Highly recommended by the Gravel Cyclist crew!

WTB Tires


  1. Avatar James


    When you’re talking about tire width, could you please include the distance between the chainstays at the bottom bracket of the test bikes? This would give the trendsetters an indication of potential tire rub on our bikes. I ask because I fit 650b x 2.2s on mine that are fine at a standstill but rub badly under light loads, now looking for a replacement.


    • JOM JOM

      10-4, thanks for the feedback… definitely good info to have out there.

  2. Avatar jwilli

    Again…great review. FYI, I couldn’t get the Mink Oil link to work for me. Could be my Mac OS/Safari.

  3. Avatar jwilli

    Also, how would you compare the rolling resistance on pavement to the GK (700c)?

  4. Avatar Nelson

    Can you compare it with Compass 650B x 42 Pumpkin Ridge ?

    • JOM JOM

      Sorry, no experience with that tyre at this time.

    • JOM JOM

      Affirmative, I wouldn’t hesitate for a second, especially if crappy conditions were expected.

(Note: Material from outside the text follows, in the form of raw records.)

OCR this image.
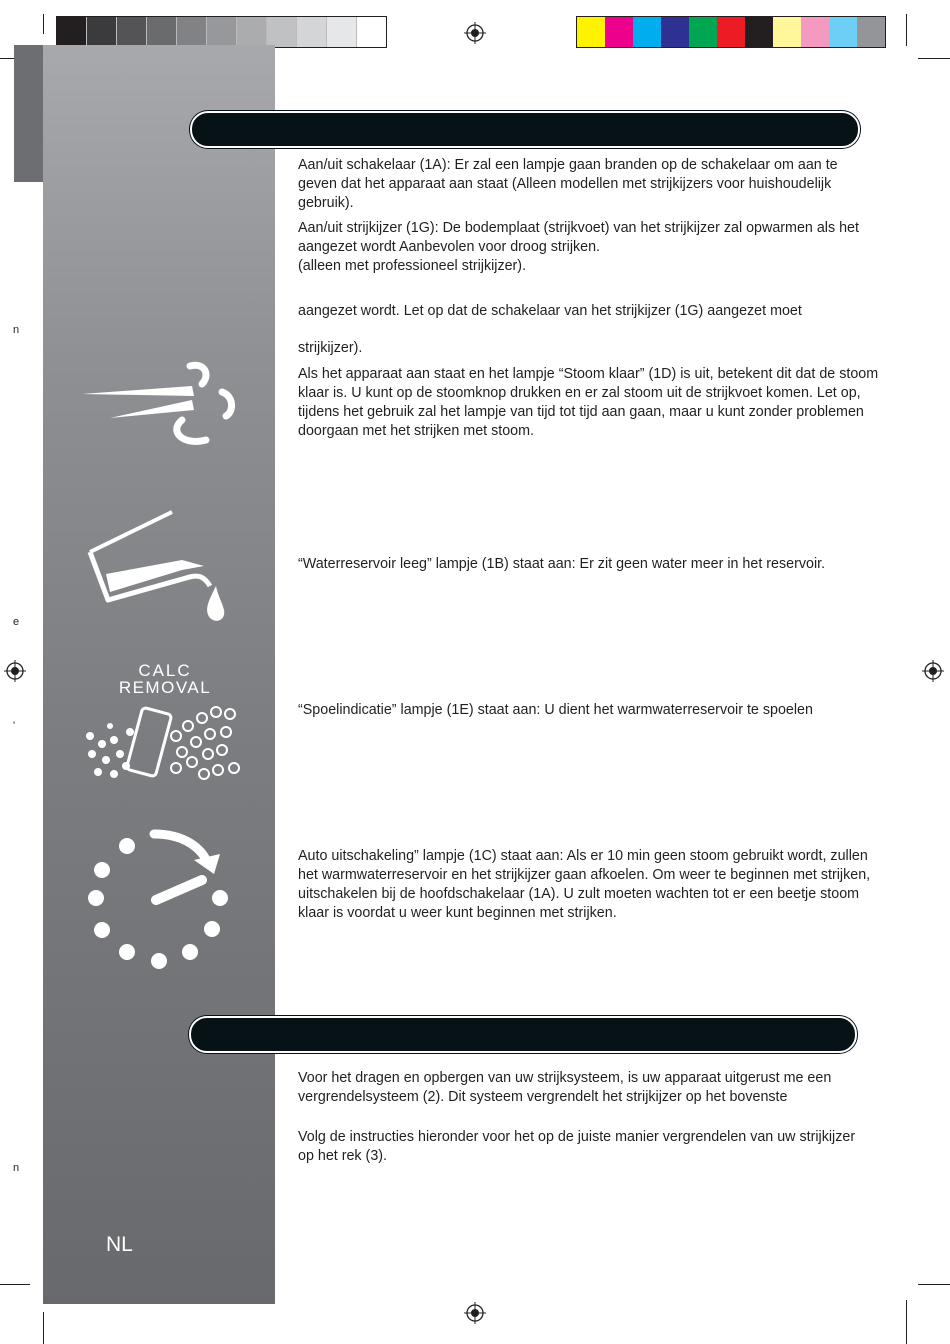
n
e
'
n
CALC
REMOVAL
NL

Aan/uit schakelaar (1A): Er zal een lampje gaan branden op de schakelaar om aan te geven dat het apparaat aan staat (Alleen modellen met strijkijzers voor huishoudelijk gebruik).

Aan/uit strijkijzer (1G): De bodemplaat (strijkvoet) van het strijkijzer zal opwarmen als het aangezet wordt Aanbevolen voor droog strijken.

(alleen met professioneel strijkijzer).

aangezet wordt. Let op dat de schakelaar van het strijkijzer (1G) aangezet moet

strijkijzer).

Als het apparaat aan staat en het lampje “Stoom klaar” (1D) is uit, betekent dit dat de stoom klaar is. U kunt op de stoomknop drukken en er zal stoom uit de strijkvoet komen. Let op, tijdens het gebruik zal het lampje van tijd tot tijd aan gaan, maar u kunt zonder problemen doorgaan met het strijken met stoom.

“Waterreservoir leeg” lampje (1B) staat aan: Er zit geen water meer in het reservoir.

“Spoelindicatie” lampje (1E) staat aan: U dient het warmwaterreservoir te spoelen

Auto uitschakeling” lampje (1C) staat aan: Als er 10 min geen stoom gebruikt wordt, zullen het warmwaterreservoir en het strijkijzer gaan afkoelen. Om weer te beginnen met strijken, uitschakelen bij de hoofdschakelaar (1A). U zult moeten wachten tot er een beetje stoom klaar is voordat u weer kunt beginnen met strijken.

Voor het dragen en opbergen van uw strijksysteem, is uw apparaat uitgerust me een vergrendelsysteem (2). Dit systeem vergrendelt het strijkijzer op het bovenste

Volg de instructies hieronder voor het op de juiste manier vergrendelen van uw strijkijzer op het rek (3).
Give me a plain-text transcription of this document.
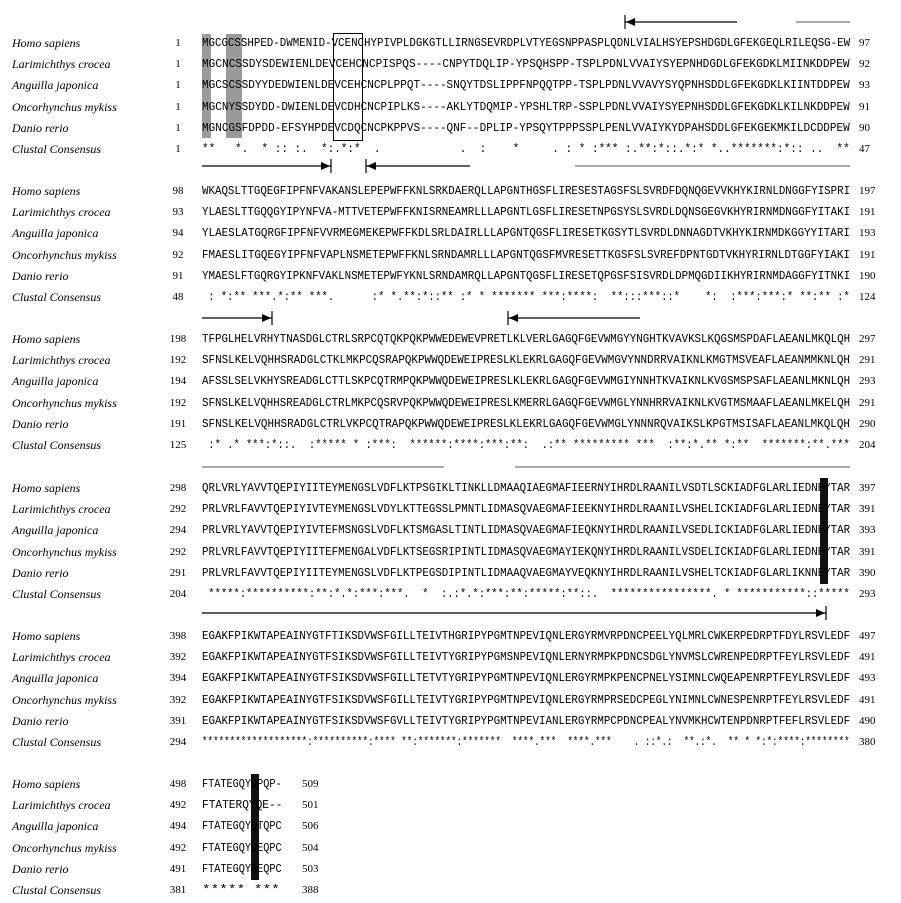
Homo sapiens	1	MGCGCSSHPED-DWMENID-VCENCHYPIVPLDGKGTLLIRNGSEVRDPLVTYEGSNPPASPLQDNLVIALHSYEPSHDGDLGFEKGEQLRILEQSG-EW 97
Larimichthys crocea	1	MGCNCSSDYSDEWIENLDEVCEHCNCPISPQS----CNPYTDQLIP-YPSQHSPP-TSPLPDNLVVAIYSYEPNHDGDLGFEKGDKLMIINKDDPEW 92
Anguilla japonica	1	MGCSCSSDYYDEDWIENLDEVCEHCNCPLPPQT----SNQYTDSLIPPFNPQQTPP-TSPLPDNLVVAVYSYQPNHSDDLGFEKGDKLKIINTDDPEW 93
Oncorhynchus mykiss	1	MGCNYSSDYDD-DWIENLDEVCDHCNCPIPLKS----AKLYTDQMIP-YPSHLTRP-SSPLPDNLVVAIYSYEPNHSDDLGFEKGDKLKILNKDDPEW 91
Danio rerio	1	MGNCGSFDPDD-EFSYHPDEVCDQCNCPKPPVS----QNF--DPLIP-YPSQYTPPPSSPLPENLVVAIYKYDPAHSDDLGFEKGEKMKILDCDDPEW 90
Clustal Consensus	1	**   *.  * :: :.  *:.*:*  .            .  :    *     . : * :*** :.**:*::.*:* *..*******:*:: ..  ** 47
Homo sapiens	98	WKAQSLTTGQEGFIPFNFVAKANSLEPEPWFFKNLSRKDAERQLLAPGNTHGSFLIRESESTAGSFSLSVRDFDQNQGEVVKHYKIRNLDNGGFYISPRI 197
Larimichthys crocea	93	YLAESLTTGQQGYIPYNFVA-MTTVETEPWFFKNISRNEAMRLLLAPGNTLGSFLIRESETNPGSYSLSVRDLDQNSGEGVKHYRIRNMDNGGFYITAKI 191
Anguilla japonica	94	YLAESLATGQRGFIPFNFVVRMEGMEKEPWFFKDLSRLDAIRLLLAPGNTQGSFLIRESETKGSYTLSVRDLDNNAGDTVKHYKIRNMDKGGYYITARI 193
Oncorhynchus mykiss	92	FMAESLITGQEGYIPFNFVAPLNSMETEPWFFKNLSRNDAMRLLLAPGNTQGSFMVRESETTKGSFSLSVREFDPNTGDTVKHYRIRNLDTGGFYIAKI 191
Danio rerio	91	YMAESLFTGQRGYIPKNFVAKLNSMETEPWFYKNLSRNDAMRQLLAPGNTQGSFLIRESETQPGSFSISVRDLDPMQGDIIKHYRIRNMDAGGFYITNKI 190
Clustal Consensus	48	: *:** ***.*:** ***.      :* *.**:*::** :* * ******* ***:****:  **:::***::*    *:  :***:***:* **:** :* 124
Homo sapiens	198	TFPGLHELVRHYTNASDGLCTRLSRPCQTQKPQKPWWEDEWEVPRETLKLVERLGAGQFGEVWMGYYNGHTKVAVKSLKQGSMSPDAFLAEANLMKQLQH 297
Larimichthys crocea	192	SFNSLKELVQHHSRADGLCTKLMKPCQSRAPQKPWWQDEWEIPRESLKLEKRLGAGQFGEVWMGVYNNDRRVAIKNLKMGTMSVEAFLAEANMMKNLQH 291
Anguilla japonica	194	AFSSLSELVKHYSREADGLCTTLSKPCQTRMPQKPWWQDEWEIPRESLKLEKRLGAGQFGEVWMGIYNNHTKVAIKNLKVGSMSPSAFLAEANLMKNLQH 293
Oncorhynchus mykiss	192	SFNSLKELVQHHSREADGLCTRLMKPCQSRVPQKPWWQDEWEIPRESLKMERRLGAGQFGEVWMGLYNNHRRVAIKNLKVGTMSMAAFLAEANLMKELQH 291
Danio rerio	191	SFNSLKELVQHHSRADGLCTRLVKPCQTRAPQKPWWQDEWEIPRESLKLEKRLGAGQFGEVWMGLYNNNRQVAIKSLKPGTMSISAFLAEANLMKQLQH 290
Clustal Consensus	125	:* .* ***:*::.  :***** * :***:  ******:****:***:**:  .:** ********* ***  :**:*.** *:**  *******:**.*** 204
Homo sapiens	298	QRLVRLYAVVTQEPIYIITEYMENGSLVDFLKTPSGIKLTINKLLDMAAQIAEGMAFIEERNYIHRDLRAANILVSDTLSCKIADFGLARLIEDNEYTAR 397
Larimichthys crocea	292	PRLVRLFAVVTQEPIYIVTEYMENGSLVDYLKTTEGSSLPMNTLIDMASQVAEGMAFIEEKNYIHRDLRAANILVSHELICKIADFGLARLIEDNEYTAR 391
Anguilla japonica	294	PRLVRLYAVVTQEPIYIVTEFMSNGSLVDFLKTSMGASLTINTLIDMASQVAEGMAFIEQKNYIHRDLRAANILVSEDLICKIADFGLARLIEDNEYTAR 393
Oncorhynchus mykiss	292	PRLVRLFAVVTQEPIYIITEFMENGALVDFLKTSEGSRIPINTLIDMASQVAEGMAYIEKQNYIHRDLRAANILVSDELICKIADFGLARLIEDNEYTAR 391
Danio rerio	291	PRLVRLFAVVTQEPIYIITEYMENGSLVDFLKTPEGSDIPINTLIDMAAQVAEGMAYVEQKNYIHRDLRAANILVSHELTCKIADFGLARLIKNNEYTAR 390
Clustal Consensus	204	*****:**********:**:*.*:***:***.  *  :.:*.*:***:**:*****:**::.  ****************. * ***********::***** 293
Homo sapiens	398	EGAKFPIKWTAPEAINYGTFTIKSDVWSFGILLTEIVTHGRIPYPGMTNPEVIQNLERGYRMVRPDNCPEELYQLMRLCWKERPEDRPTFDYLRSVLEDF 497
Larimichthys crocea	392	EGAKFPIKWTAPEAINYGTFSIKSDVWSFGILLTEIVTYGRIPYPGMSNPEVIQNLERNYRMPKPDNCSDGLYNVMSLCWRENPEDRPTFEYLRSVLEDF 491
Anguilla japonica	394	EGAKFPIKWTAPEAINYGTFSIKSDVWSFGILLTETVTYGRIPYPGMTNPEVIQNLERGYRMPKPENCPNELYSIMNLCWQEAPENRPTFEYLRSVLEDF 493
Oncorhynchus mykiss	392	EGAKFPIKWTAPEAINYGTFSIKSDVWSFGILLTEIVTYGRIPYPGMTNPEVIQNLERGYRMPRSEDCPEGLYNIMNLCWNESPENRPTFEYLRSVLEDF 491
Danio rerio	391	EGAKFPIKWTAPEAINYGTFSIKSDVWSFGVLLTEIVTYGRIPYPGMTNPEVIANLERGYRMPCPDNCPEALYNVMKHCWTENPDNRPTFEFLRSVLEDF 490
Clustal Consensus	294	*******************:**********:**** **:*******:*******  ****.***  ****.***    . ::*.:  **.:*.  ** * *:*:****:******** 380
Homo sapiens	498	FTATEGQYQPQP- 509
Larimichthys crocea	492	FTATERQYQE-- 501
Anguilla japonica	494	FTATEGQYQTQPC 506
Oncorhynchus mykiss	492	FTATEGQYQEQPC 504
Danio rerio	491	FTATEGQYQEQPC 503
Clustal Consensus	381	***** *** 388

  5. Have a 94 Pantera hanging, a souvenir of a great era. The all purpose Kendas still on it have this same tread pattern. Also rode everywhere in the South on them, including long hauls on pavement. Splendid tires. Never noticed a noise problem.
    Gravel bike? Isn’t that getting a bit precious? Did cyclocross go extinct?

    • JOM JOM

      I ride a Ritchey Breakaway CX bike at many of my fly-in races… works like a charm on gravel roads. In fact, I made a video all about using a CX bike on gravel, which isn’t exactly new as you know.

  6. Avatar Aaron Baka

    can you compare these to the specialized pathfinder pros?

  7. Avatar Andy Ward

    What’s the puncture resistance like on these tyres. Bought some Panaracer Regacross tyres for use on wetter trails here in the UK and they have punctured every time I’ve hit any sort of rocky trail. Sealed up eventually until a major hole appeared at the weekend. Looking for something a bit tougher that will do for gravel/rocky trails with occasional muddy sections thrown in. These sound perfect if they’re tough enough!

    • JOM JOM

      I’ve have good luck with these tyres in some difficult conditions (see my recent Pisgah Monster Cross video). Hopefully they hold up in your location.